Media Watch: To play the keera’s advocate



    It’s gone viral, the Kingtox insect repellent advertisement has.



    The ad ticks all the boxes. It’s funny. It’s relevant to the product at hand. It stays in your mind.

    And, like (most) responsible comedy, it punches up, not down: it doesn’t take some lazy, classist potshot at the beleaguered peon; it’s the boss that’s being skewered here. And not some exaggerated caricature of a boss. No, this is real enough to make some of those in positions of authority uncomfortable. As you read this, co-workers are sending each other the video on WhatsApp, some not even bothering to mention the name of the boss it made them think of.

    Hats’ off to the team over at Arey Waah, the agency behind the ad.




    On the dozenth watch, the ad made me think of economics. In particular, the field within called Mechanism Design (referred to by some as Reverse Game Theory.) The 2007 Nobel prize for economics went to those who laid down the basis of the field.

    A Mechanism Design example: you have two kids who have to divide a piece of cake amongst themselves and are fighting over it. You have a headache and can’t be bothered to do it yourself. So you design a mechanism for a peaceful arbitration. Get one to cut the cake, and the other to choose either of the two pieces. Since the cutter doesn’t have the first choice, it is in his or her interest to be judicious while cutting the cake. The other child, having the first pick, won’t have a problem either.

    It’s all about elegantly managing incentives.

    An interesting example of Mechanism Design was, surprisingly, the rock band Van Halen.

    They were an immensely successful rock band in the ‘80s, famous for their elaborate concerts, with much fireworks, lights and electric wizardry.

    And they were famous for being divas who would throw an absolute fit. Much, much worse than the boss in the ad above. Not over how their tea and biscuits were served, but over M&Ms. Yes, they wanted for M&Ms to be served backstage by concert organisers. And they wanted for the brown M&Ms to be taken out.

    Keep in mind, the colour of individual M&Ms has no bearing on the flavour. They are all the same candy shell-covered chocolate. But if David Lee Roth and his boys were to find a single brown M&M in the bowl backstage, they would throw a fit, immediately refusing to perform, regardless of how big a concert crowd had already showed up at their stadium venues. In one instance, David Lee Roth actually destroyed his dressing room and kicked a hole in the door. They would also not only refuse to give back their advance but would also ask for the rest of the full compensation!

    The media lapped up their rockstar attitude and the band did little to deny.

    It was only much later that the band revealed that there was some mechanism design at play.

    You see, the current era of a huge “show” by the bands, used by mega bands like U2, was pioneered by Van Halen, where the band would travel with a whopping nine tractor trailers containing thousands of lights – unheard of at that point in time – a rolling stage and a grid to suspend the lights from because the lighting system itself would move. (Again, it was quite a show.)

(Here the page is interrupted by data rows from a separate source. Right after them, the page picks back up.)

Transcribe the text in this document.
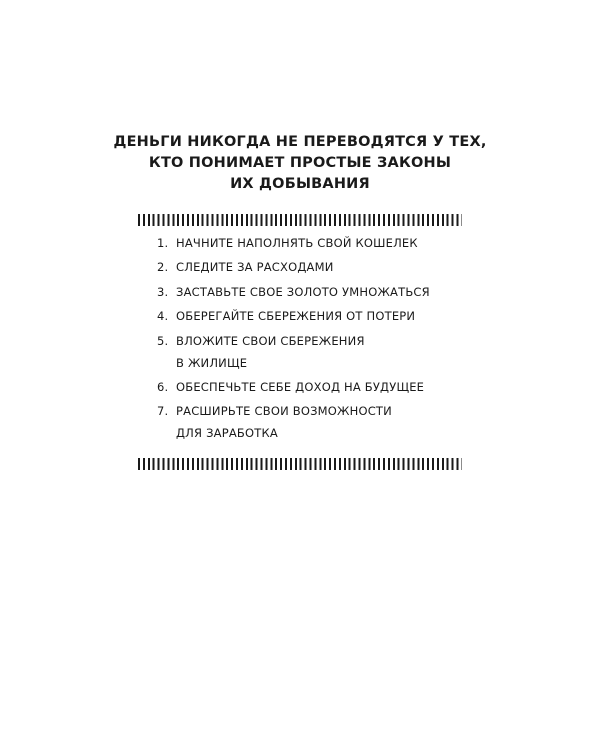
ДЕНЬГИ НИКОГДА НЕ ПЕРЕВОДЯТСЯ У ТЕХ,
КТО ПОНИМАЕТ ПРОСТЫЕ ЗАКОНЫ
ИХ ДОБЫВАНИЯ
1. НАЧНИТЕ НАПОЛНЯТЬ СВОЙ КОШЕЛЕК
2. СЛЕДИТЕ ЗА РАСХОДАМИ
3. ЗАСТАВЬТЕ СВОЕ ЗОЛОТО УМНОЖАТЬСЯ
4. ОБЕРЕГАЙТЕ СБЕРЕЖЕНИЯ ОТ ПОТЕРИ
5. ВЛОЖИТЕ СВОИ СБЕРЕЖЕНИЯ
В ЖИЛИЩЕ
6. ОБЕСПЕЧЬТЕ СЕБЕ ДОХОД НА БУДУЩЕЕ
7. РАСШИРЬТЕ СВОИ ВОЗМОЖНОСТИ
ДЛЯ ЗАРАБОТКА
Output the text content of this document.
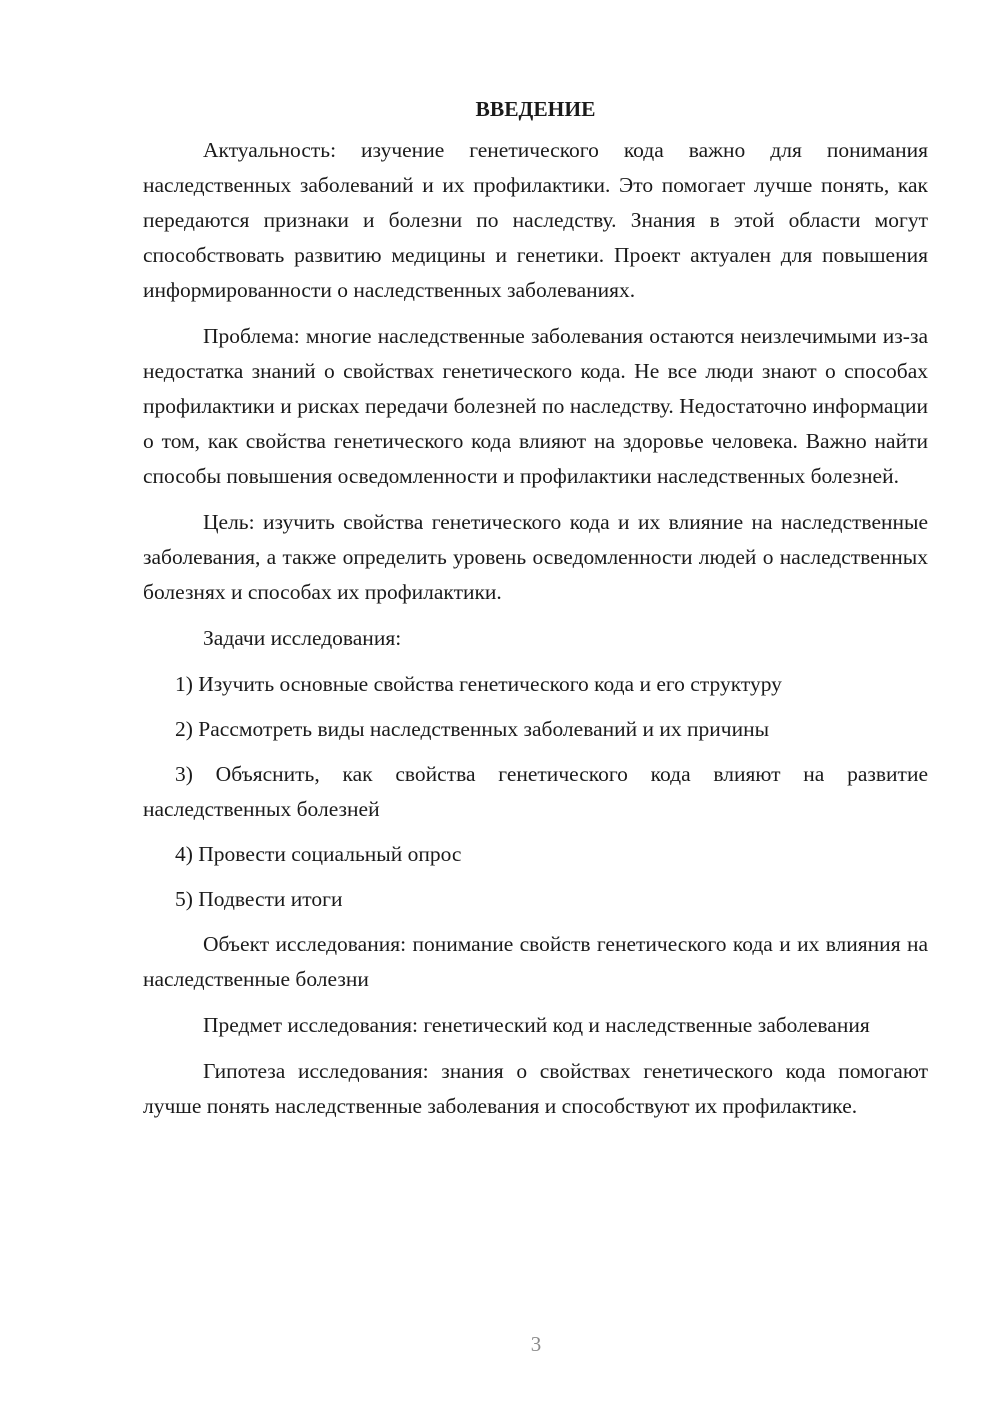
ВВЕДЕНИЕ

Актуальность: изучение генетического кода важно для понимания наследственных заболеваний и их профилактики. Это помогает лучше понять, как передаются признаки и болезни по наследству. Знания в этой области могут способствовать развитию медицины и генетики. Проект актуален для повышения информированности о наследственных заболеваниях.

Проблема: многие наследственные заболевания остаются неизлечимыми из-за недостатка знаний о свойствах генетического кода. Не все люди знают о способах профилактики и рисках передачи болезней по наследству. Недостаточно информации о том, как свойства генетического кода влияют на здоровье человека. Важно найти способы повышения осведомленности и профилактики наследственных болезней.

Цель: изучить свойства генетического кода и их влияние на наследственные заболевания, а также определить уровень осведомленности людей о наследственных болезнях и способах их профилактики.

Задачи исследования:

1) Изучить основные свойства генетического кода и его структуру

2) Рассмотреть виды наследственных заболеваний и их причины

3) Объяснить, как свойства генетического кода влияют на развитие наследственных болезней

4) Провести социальный опрос

5) Подвести итоги

Объект исследования: понимание свойств генетического кода и их влияния на наследственные болезни

Предмет исследования: генетический код и наследственные заболевания

Гипотеза исследования: знания о свойствах генетического кода помогают лучше понять наследственные заболевания и способствуют их профилактике.

3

    Well, the downside of these splendid shows was how dangerous this all could be. Light towers could fall. The stage could collapse under the weight of all that gear. People could get hurt. Or killed.

    The security and safety standards, therefore, were fastidiously, and meticulously, laid out. The band had a 53-page contract for the concert organiser, containing very specific instructions like, for instance, the following: “There will be fifteen amperage voltage sockets at twenty-foot spaces, spaced evenly, providing nineteen amperes total, on beams suspended from the ceiling of the venue, which shall be able to support a total gross weight of 5,600 pounds each, and be suspended no less than 30 feet, but no more than 37.5 feet, above the stage surface.”

    But how to make sure that the organisers would read these instructions with the scrupulous diligence that was expected of them?

    A simple, elegant solution. Article 126 of the standard Valen Halen contract read: “There will be no brown M&Ms in the backstage area, upon pain of forfeiture of the show, with full compensation.”

    This was a good metric for the band and its team. If they found brown M&Ms, it meant that the contract wasn’t read carefully. Which meant that the safety precautions of the rest of the contract weren’t met.

    The saheb in the Kingtox ad was clearly on a power trip. Or he might have been a poor soul suffering from OCD. Van Halen, on the other hand, had a point.

    All M&Ms might be the same. All keeras aren’t.